As you may assume, there is no Thanksgiving celebrations in Japan. Pilgrims did not come to Japan to make peace with the Japanese, and the history of civilization in Japan dates back more than 2000 years ago. Even worse than not having Thanksgiving, was the lack of turkey, or better said the absence of turkey. If there is any turkey meat in Japan, then I have yet to discover where it could be. Luckily I got something from home that reminded me of what I was missing.
Even with the absence of Thanksgiving, I was able to enjoy myself at a ballet performed by a local dance studio. It was a three hour long show that was broken up into three, one hour long acts. It involved strictly ballet numbers along with modern, hip hop dance with an influence derived from ballet. Due to photographs being prohibited during the performance, I wasn’t able to get any great shots, but I did manage to sneak a few towards the end.
I was lucky enough to receive some free tickets from my students since their mother is the owner of the dance studio. Not only did we get free tickets, but they were some of the best seats in the auditorium. It was my understanding that teaching is a respectable position in Japan, but I wasn’t quite sure to what extent. In Japanese, 先生(Sensei) means teacher, and after a teachers name it is common to call them sensei. For example, I have been called Brad sensei on occasion. It is a form of respect, built into their language that is probably not even thought of when they say it. Anyways, I always thought it was respectable to be a teacher at the college level, and a normal profession prior to the college level. However, I’ve gotten the impression that English is highly looked upon and appreciated especially when it correlates to the parents who send their students to be taught by me. I had even been asked by one students’ grandmother, “Please teach my grandson English.”
After meeting Yuuki at the airport, we got a beer at Subway and went on to the restaurant at which we had made prior reservations. The restaurant consisted of a padded booth on the ground with a table just above your legs. We were presented with five courses which had been preset and we also chose unlimited drinks over the two hour period that we stayed. It was about $30 each which is a relatively good deal compared to other restaurants I’ve been to in Japan.
This is simply the view looking up from our seat with the meal following.
There were other courses that we had such as sushi, soup, tempura and some others, but I had been drinking so I forgot to take a picture of them…oops.

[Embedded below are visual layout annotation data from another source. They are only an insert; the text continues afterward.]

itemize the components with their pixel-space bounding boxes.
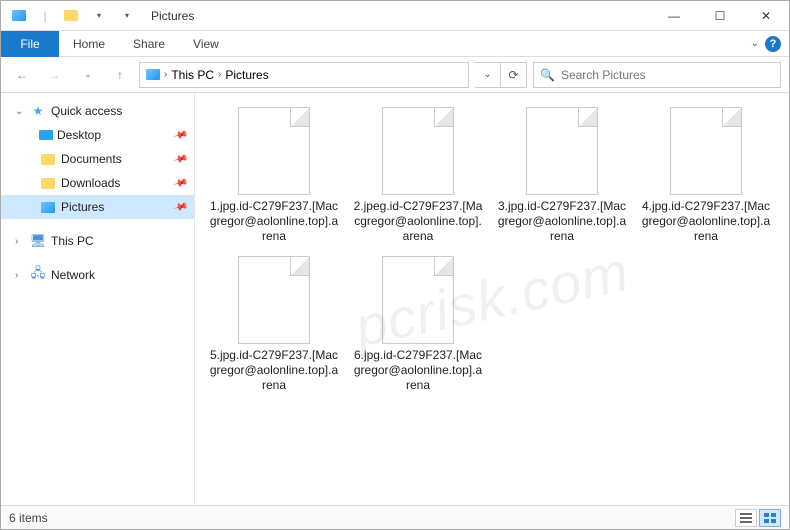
file-item[interactable]: 6.jpg.id-C279F237.[Macgregor@aolonline.t…	[349, 256, 487, 393]
chevron-right-icon[interactable]: ›	[218, 69, 221, 80]
nav-up-button[interactable]: ↑	[107, 62, 133, 88]
file-item[interactable]: 4.jpg.id-C279F237.[Macgregor@aolonline.t…	[637, 107, 775, 244]
file-item[interactable]: 5.jpg.id-C279F237.[Macgregor@aolonline.t…	[205, 256, 343, 393]
file-icon	[670, 107, 742, 195]
ribbon: File Home Share View ⌄ ?	[1, 31, 789, 57]
file-name: 1.jpg.id-C279F237.[Macgregor@aolonline.t…	[205, 199, 343, 244]
file-item[interactable]: 3.jpg.id-C279F237.[Macgregor@aolonline.t…	[493, 107, 631, 244]
nav-forward-button[interactable]: →	[41, 62, 67, 88]
file-item[interactable]: 2.jpeg.id-C279F237.[Macgregor@aolonline.…	[349, 107, 487, 244]
breadcrumb-root-icon[interactable]	[144, 69, 162, 80]
qat-separator: |	[33, 4, 57, 28]
sidebar-item-label: Desktop	[57, 128, 101, 142]
search-box[interactable]: 🔍	[533, 62, 781, 88]
nav-recent-button[interactable]: ⌄	[75, 62, 101, 88]
qat-overflow-icon[interactable]: ▾	[115, 4, 139, 28]
folder-icon	[39, 175, 57, 191]
tab-home[interactable]: Home	[59, 31, 119, 57]
ribbon-expand-icon[interactable]: ⌄	[751, 38, 759, 49]
qat-dropdown-icon[interactable]: ▾	[87, 4, 111, 28]
pin-icon: 📌	[172, 151, 188, 167]
breadcrumb-this-pc[interactable]: This PC	[169, 68, 216, 82]
folder-icon[interactable]	[59, 4, 83, 28]
pin-icon: 📌	[172, 199, 188, 215]
view-large-icons-button[interactable]	[759, 509, 781, 527]
minimize-button[interactable]: —	[651, 1, 697, 31]
file-item[interactable]: 1.jpg.id-C279F237.[Macgregor@aolonline.t…	[205, 107, 343, 244]
refresh-button[interactable]: ⟳	[501, 62, 527, 88]
tab-view[interactable]: View	[179, 31, 233, 57]
nav-back-button[interactable]: ←	[9, 62, 35, 88]
quick-access-toolbar: | ▾ ▾	[7, 4, 139, 28]
search-icon: 🔍	[540, 68, 555, 82]
file-name: 5.jpg.id-C279F237.[Macgregor@aolonline.t…	[205, 348, 343, 393]
pc-icon: 🖥	[29, 233, 47, 249]
file-icon	[382, 256, 454, 344]
file-grid: 1.jpg.id-C279F237.[Macgregor@aolonline.t…	[205, 107, 779, 393]
pin-icon: 📌	[172, 127, 188, 143]
window-title: Pictures	[151, 9, 194, 23]
sidebar-item-label: Network	[51, 268, 95, 282]
sidebar-item-label: Downloads	[61, 176, 120, 190]
sidebar-this-pc[interactable]: › 🖥 This PC	[1, 229, 194, 253]
content-area[interactable]: 1.jpg.id-C279F237.[Macgregor@aolonline.t…	[195, 93, 789, 505]
sidebar-item-pictures[interactable]: Pictures 📌	[1, 195, 194, 219]
titlebar: | ▾ ▾ Pictures — ☐ ✕	[1, 1, 789, 31]
folder-icon	[39, 151, 57, 167]
close-button[interactable]: ✕	[743, 1, 789, 31]
file-name: 2.jpeg.id-C279F237.[Macgregor@aolonline.…	[349, 199, 487, 244]
sidebar-item-downloads[interactable]: Downloads 📌	[1, 171, 194, 195]
help-icon[interactable]: ?	[765, 36, 781, 52]
breadcrumb-pictures[interactable]: Pictures	[223, 68, 270, 82]
nav-tree: ⌄ ★ Quick access Desktop 📌 Documents 📌 D…	[1, 93, 195, 505]
sidebar-item-label: This PC	[51, 234, 94, 248]
desktop-icon	[39, 130, 53, 140]
file-icon	[238, 256, 310, 344]
sidebar-item-documents[interactable]: Documents 📌	[1, 147, 194, 171]
file-name: 3.jpg.id-C279F237.[Macgregor@aolonline.t…	[493, 199, 631, 244]
file-tab[interactable]: File	[1, 31, 59, 57]
address-bar-row: ← → ⌄ ↑ › This PC › Pictures ⌄ ⟳ 🔍	[1, 57, 789, 93]
chevron-right-icon[interactable]: ›	[164, 69, 167, 80]
network-icon: 🖧	[29, 267, 47, 283]
tab-share[interactable]: Share	[119, 31, 179, 57]
search-input[interactable]	[561, 68, 774, 82]
star-icon: ★	[29, 103, 47, 119]
sidebar-quick-access[interactable]: ⌄ ★ Quick access	[1, 99, 194, 123]
sidebar-item-desktop[interactable]: Desktop 📌	[1, 123, 194, 147]
sidebar-item-label: Quick access	[51, 104, 122, 118]
pictures-icon	[39, 199, 57, 215]
maximize-button[interactable]: ☐	[697, 1, 743, 31]
body: ⌄ ★ Quick access Desktop 📌 Documents 📌 D…	[1, 93, 789, 505]
sidebar-item-label: Documents	[61, 152, 122, 166]
address-bar[interactable]: › This PC › Pictures	[139, 62, 469, 88]
caret-right-icon[interactable]: ›	[15, 236, 29, 247]
file-icon	[526, 107, 598, 195]
file-icon	[238, 107, 310, 195]
sidebar-network[interactable]: › 🖧 Network	[1, 263, 194, 287]
file-name: 6.jpg.id-C279F237.[Macgregor@aolonline.t…	[349, 348, 487, 393]
window-controls: — ☐ ✕	[651, 1, 789, 31]
pin-icon: 📌	[172, 175, 188, 191]
file-name: 4.jpg.id-C279F237.[Macgregor@aolonline.t…	[637, 199, 775, 244]
caret-down-icon[interactable]: ⌄	[15, 106, 29, 117]
app-icon[interactable]	[7, 4, 31, 28]
file-icon	[382, 107, 454, 195]
view-details-button[interactable]	[735, 509, 757, 527]
sidebar-item-label: Pictures	[61, 200, 104, 214]
address-dropdown-button[interactable]: ⌄	[475, 62, 501, 88]
status-count: 6 items	[9, 511, 48, 525]
caret-right-icon[interactable]: ›	[15, 270, 29, 281]
statusbar: 6 items	[1, 505, 789, 529]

The next day Yuuki took a trip to Sakae and I followed behind her while she went shopping. The upside to this was I found out were all the Japanese girls hangout on the weekends (don’t tell Yuuki). I pass by this sign about once a week so I finally managed to take a picture of it. It’s the sign before the train to any number of larger cities outside of mine which is 春日井Kasugai. I particularly enjoy the advertisements and the fact that someone slightly taller than me would have to duck their head while walking through here.
While I was being pulled around the city I managed to snap a few shots.
To finish the night we went into the TV tower and had a drink before heading home. Although the view from the top was a bit disappointing it was a relaxing atmosphere on the inside along with a typo to end the night. I didn’t think Cinderella Honeymoon was too hard to spell, but that’s just me.